The works of choreographer Lina Gómez are challenging and moving because they ask the big questions. What remains (of us) when we move on? In “A Passo di Mulo”, four dancers stroll through imaginary landscapes, turn their backs on the future, and enter into resonance chambers between music and the body. Bella Hager, Julek Kreutzer, Camille Chapon, and Diethild Meier expose themselves, each other, and the audience to a series of transitions. As border-crossers between worlds, they brave paths through "dust, mud, water, stone”. Music and singing (Michelangelo Contini, Aaron Snyder, Maja Olenderek) resound from beyond the stage, still filling the space with all their power. As with her past stage pieces – most recently in her solo “Restraint” for Julek Kreutzer – the rhythm, which spreads, abruptly ceases, and reverberates throughout the body, is inescapable…

A frenzied figure, whose face is initially cloaked by a cape, (Diethild Meier), hastily and tenaciously struggles across the floor through golden dust. Bent forward and supported by her forearms, her body twitchingly slumps down over and over only to right itself once again. Driven by an unknown force, she falls over in all directions – flailing arms pave the way. Her dance evolves out of an imperative urge to persist.

“A Passo di Mulo” touches on the topics of migration, flight, transit, parting, and beginnings. It poses the question of what we leave behind and how we lose and find ourselves. What remains is a diffuse vibration in the room and the impression that something important has just occurred.

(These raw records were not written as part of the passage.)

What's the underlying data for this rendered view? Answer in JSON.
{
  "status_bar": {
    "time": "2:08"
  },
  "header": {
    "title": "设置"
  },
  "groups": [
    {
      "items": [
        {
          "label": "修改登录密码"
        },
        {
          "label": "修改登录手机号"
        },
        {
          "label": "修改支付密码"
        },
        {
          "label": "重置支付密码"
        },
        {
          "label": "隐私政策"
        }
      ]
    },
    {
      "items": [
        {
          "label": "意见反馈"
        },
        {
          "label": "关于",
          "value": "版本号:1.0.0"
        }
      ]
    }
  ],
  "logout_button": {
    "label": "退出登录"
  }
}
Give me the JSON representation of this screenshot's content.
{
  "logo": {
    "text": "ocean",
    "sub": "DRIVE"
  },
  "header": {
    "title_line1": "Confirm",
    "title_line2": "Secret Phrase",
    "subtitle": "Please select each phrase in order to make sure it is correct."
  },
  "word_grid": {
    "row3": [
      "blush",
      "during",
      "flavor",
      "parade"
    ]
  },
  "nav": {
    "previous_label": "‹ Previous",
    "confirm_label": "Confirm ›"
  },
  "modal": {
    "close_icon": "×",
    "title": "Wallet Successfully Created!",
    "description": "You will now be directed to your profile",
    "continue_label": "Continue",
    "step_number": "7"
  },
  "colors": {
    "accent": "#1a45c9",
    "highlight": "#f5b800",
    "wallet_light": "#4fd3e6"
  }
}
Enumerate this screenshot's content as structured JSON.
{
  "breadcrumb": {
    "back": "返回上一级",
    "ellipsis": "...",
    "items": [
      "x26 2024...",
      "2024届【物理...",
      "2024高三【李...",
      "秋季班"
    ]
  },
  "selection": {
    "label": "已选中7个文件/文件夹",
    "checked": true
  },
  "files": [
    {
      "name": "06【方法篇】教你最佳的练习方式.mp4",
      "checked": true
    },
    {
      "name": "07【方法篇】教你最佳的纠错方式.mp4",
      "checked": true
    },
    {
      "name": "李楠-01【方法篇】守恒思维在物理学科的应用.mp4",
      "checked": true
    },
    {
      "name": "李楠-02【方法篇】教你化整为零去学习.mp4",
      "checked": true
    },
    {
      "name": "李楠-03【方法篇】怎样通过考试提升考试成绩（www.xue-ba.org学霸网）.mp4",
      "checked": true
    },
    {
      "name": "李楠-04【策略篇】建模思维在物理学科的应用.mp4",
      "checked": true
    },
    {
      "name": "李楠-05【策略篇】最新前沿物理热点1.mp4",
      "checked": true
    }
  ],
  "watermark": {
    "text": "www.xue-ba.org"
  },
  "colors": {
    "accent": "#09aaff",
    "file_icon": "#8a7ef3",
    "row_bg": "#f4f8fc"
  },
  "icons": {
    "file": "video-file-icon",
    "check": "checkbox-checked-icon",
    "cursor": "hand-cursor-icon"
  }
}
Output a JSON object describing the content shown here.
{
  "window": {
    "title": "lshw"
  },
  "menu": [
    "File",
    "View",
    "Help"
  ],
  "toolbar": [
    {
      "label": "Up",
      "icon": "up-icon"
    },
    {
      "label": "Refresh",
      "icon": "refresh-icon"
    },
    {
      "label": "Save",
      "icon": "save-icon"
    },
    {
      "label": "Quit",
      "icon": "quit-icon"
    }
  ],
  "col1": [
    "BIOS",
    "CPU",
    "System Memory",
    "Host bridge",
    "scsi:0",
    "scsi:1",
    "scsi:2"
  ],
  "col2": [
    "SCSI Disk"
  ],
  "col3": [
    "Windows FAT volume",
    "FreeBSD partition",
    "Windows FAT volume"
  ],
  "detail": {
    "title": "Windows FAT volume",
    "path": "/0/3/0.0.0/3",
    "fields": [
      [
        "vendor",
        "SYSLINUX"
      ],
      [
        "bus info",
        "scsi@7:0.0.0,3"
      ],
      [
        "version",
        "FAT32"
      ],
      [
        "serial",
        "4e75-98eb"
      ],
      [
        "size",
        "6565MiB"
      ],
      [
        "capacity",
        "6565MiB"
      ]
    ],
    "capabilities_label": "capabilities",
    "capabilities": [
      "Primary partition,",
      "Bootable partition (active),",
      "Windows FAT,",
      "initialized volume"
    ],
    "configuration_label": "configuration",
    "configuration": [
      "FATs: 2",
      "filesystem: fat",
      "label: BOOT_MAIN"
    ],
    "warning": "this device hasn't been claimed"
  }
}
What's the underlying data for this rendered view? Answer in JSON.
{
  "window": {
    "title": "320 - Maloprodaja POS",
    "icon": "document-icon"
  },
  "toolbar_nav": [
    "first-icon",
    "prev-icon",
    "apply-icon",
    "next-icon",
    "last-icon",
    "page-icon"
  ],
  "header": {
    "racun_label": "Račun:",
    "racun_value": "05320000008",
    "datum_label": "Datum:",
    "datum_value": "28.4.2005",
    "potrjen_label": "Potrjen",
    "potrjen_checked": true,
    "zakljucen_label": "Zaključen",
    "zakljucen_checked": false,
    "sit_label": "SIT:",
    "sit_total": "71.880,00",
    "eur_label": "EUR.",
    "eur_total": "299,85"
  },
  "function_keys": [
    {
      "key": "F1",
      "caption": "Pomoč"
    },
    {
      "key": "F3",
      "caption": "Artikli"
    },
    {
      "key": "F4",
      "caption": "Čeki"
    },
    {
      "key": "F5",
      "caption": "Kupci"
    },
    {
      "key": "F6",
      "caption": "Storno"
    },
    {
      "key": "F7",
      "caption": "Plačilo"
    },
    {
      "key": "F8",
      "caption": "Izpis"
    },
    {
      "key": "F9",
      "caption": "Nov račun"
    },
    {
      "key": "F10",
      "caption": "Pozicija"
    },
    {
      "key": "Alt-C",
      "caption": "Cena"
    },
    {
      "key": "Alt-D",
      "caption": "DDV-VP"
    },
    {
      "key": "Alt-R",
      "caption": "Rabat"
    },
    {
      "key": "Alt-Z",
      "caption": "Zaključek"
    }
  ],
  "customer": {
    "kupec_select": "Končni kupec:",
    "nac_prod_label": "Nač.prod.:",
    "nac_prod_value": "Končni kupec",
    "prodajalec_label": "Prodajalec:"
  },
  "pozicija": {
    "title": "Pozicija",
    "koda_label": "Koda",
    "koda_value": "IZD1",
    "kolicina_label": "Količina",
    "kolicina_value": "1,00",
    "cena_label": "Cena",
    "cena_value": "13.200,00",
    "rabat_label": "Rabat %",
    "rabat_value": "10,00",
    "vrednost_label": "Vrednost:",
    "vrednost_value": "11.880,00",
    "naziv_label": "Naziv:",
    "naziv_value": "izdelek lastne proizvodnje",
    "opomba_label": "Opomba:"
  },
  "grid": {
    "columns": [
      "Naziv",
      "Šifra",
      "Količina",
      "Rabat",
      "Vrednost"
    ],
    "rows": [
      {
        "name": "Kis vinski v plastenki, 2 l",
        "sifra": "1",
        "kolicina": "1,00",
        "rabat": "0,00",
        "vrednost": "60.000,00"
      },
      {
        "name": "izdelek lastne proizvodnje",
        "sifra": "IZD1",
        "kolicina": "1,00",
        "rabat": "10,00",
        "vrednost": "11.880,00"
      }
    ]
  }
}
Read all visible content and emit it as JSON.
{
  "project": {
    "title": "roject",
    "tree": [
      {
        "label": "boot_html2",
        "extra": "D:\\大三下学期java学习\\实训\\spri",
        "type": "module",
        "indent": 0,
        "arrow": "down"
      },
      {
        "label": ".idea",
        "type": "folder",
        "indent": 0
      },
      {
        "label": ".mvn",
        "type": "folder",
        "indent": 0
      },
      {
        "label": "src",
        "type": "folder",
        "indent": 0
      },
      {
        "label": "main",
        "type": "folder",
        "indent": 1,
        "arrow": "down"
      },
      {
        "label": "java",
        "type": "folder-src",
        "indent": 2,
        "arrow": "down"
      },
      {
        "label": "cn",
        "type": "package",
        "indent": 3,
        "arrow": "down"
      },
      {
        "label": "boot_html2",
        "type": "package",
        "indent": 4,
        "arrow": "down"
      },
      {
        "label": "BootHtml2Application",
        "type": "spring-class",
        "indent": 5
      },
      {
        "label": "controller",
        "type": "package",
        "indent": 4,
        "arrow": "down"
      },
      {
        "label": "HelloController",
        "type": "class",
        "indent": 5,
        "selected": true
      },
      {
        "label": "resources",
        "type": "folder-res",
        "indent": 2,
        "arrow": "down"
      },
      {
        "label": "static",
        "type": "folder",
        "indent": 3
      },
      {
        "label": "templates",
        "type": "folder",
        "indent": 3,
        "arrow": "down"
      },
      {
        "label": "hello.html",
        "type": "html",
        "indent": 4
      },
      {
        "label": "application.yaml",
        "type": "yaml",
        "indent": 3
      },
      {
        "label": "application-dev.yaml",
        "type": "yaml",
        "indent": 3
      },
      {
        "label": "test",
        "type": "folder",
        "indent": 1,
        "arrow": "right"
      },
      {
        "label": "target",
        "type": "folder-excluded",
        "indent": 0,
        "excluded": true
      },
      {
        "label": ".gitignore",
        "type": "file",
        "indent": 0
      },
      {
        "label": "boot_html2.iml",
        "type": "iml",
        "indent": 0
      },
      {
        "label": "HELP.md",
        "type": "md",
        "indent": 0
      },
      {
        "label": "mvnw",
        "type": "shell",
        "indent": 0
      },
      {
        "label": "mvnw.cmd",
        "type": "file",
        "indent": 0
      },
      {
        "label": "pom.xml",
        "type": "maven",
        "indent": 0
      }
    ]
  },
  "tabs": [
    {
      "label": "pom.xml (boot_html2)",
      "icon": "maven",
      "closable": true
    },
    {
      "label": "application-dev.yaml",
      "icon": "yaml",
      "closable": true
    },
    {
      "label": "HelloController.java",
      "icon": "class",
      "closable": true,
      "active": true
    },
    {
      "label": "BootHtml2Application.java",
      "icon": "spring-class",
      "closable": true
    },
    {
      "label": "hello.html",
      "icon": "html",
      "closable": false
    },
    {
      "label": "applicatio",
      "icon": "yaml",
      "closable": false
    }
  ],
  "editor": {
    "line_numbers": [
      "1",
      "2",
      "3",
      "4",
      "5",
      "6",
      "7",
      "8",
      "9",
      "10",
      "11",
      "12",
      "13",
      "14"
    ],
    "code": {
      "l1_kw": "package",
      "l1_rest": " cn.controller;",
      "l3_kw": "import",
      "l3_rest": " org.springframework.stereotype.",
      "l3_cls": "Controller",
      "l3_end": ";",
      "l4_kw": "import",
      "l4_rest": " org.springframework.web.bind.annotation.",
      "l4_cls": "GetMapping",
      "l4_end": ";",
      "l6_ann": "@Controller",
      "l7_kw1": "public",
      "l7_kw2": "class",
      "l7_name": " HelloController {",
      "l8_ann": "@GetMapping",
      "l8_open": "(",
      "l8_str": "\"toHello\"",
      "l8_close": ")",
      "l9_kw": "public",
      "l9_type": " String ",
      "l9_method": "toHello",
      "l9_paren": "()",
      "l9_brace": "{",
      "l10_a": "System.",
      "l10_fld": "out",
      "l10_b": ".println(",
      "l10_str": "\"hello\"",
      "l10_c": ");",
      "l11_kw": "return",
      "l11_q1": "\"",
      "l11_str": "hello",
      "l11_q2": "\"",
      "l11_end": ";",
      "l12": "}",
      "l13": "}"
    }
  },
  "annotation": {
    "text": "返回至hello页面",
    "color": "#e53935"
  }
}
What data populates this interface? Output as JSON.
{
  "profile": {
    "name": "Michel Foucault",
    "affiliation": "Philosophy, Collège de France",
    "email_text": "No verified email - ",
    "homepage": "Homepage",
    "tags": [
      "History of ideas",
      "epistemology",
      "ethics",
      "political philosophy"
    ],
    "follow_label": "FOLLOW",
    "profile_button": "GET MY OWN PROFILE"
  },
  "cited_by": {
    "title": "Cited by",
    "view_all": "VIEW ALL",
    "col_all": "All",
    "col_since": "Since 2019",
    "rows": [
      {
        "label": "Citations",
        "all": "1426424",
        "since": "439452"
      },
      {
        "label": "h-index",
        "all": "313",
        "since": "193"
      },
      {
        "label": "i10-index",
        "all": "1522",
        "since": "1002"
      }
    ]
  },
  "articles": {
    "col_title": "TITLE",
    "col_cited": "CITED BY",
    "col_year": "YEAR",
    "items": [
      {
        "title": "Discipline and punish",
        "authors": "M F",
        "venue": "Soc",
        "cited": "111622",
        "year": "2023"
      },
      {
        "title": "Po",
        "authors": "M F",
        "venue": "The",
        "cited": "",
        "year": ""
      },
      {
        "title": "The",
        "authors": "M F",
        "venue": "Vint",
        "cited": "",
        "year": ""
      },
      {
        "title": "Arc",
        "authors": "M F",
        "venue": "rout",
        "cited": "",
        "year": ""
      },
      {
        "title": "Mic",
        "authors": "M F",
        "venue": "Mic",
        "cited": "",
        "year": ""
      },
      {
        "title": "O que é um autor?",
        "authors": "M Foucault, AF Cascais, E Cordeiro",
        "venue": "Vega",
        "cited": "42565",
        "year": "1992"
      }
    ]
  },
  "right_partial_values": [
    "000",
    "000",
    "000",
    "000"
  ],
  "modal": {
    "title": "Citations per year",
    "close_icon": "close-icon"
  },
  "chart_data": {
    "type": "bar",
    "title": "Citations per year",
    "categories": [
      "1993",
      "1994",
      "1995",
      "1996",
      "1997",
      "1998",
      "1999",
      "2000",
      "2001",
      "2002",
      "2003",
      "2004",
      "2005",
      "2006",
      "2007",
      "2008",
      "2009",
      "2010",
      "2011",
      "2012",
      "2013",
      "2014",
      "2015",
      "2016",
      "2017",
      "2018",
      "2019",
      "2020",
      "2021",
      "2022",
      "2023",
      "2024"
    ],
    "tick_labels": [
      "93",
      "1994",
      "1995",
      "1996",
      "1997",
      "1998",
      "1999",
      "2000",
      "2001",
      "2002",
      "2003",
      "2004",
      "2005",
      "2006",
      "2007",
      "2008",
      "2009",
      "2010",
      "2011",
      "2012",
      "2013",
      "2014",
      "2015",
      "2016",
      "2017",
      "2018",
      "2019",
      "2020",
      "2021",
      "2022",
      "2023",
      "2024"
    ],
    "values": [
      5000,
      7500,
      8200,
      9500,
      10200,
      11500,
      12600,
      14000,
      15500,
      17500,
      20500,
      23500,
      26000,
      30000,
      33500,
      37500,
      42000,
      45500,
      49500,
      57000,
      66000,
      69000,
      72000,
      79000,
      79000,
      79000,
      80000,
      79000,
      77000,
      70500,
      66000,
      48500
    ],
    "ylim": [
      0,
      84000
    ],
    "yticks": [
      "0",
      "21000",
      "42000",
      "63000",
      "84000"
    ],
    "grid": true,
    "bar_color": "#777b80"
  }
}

An oversized sculpture made of multi-layered blankets sits enthroned above the undefined landscape observing the events like a phantom – patron saint of all travelers? Two clay blocks lie abandoned on the floor and are set in motion by invisible strings. It is these snapshots, stations along the way (that knows no arrival), that set the stage for the choreography: heads drooped on shoulders, bodies leaning against one another and spiraling into the landscape together. Their forging ahead is akin to a trap when they circle backwards towards the future on a seemingly predestined path, free themselves from the clutches of the other, and yet remain stuck to one another. Ahead of them that which has already come to be.

Again and again, the dancers contort their bodies, topple over, cross the space in hectic poses, stumble through time oblivious to everyone around them, and pick themselves up again. The dance has happened to them. In the moments when music, song, and dance form one entity, the choreography touches the spheres of ritual, of magic. Perhaps that is why it is difficult to approach “A Passo di Mulo” with language, and almost impossible to approach it with rational categories … It is a rapture – with the future at its back.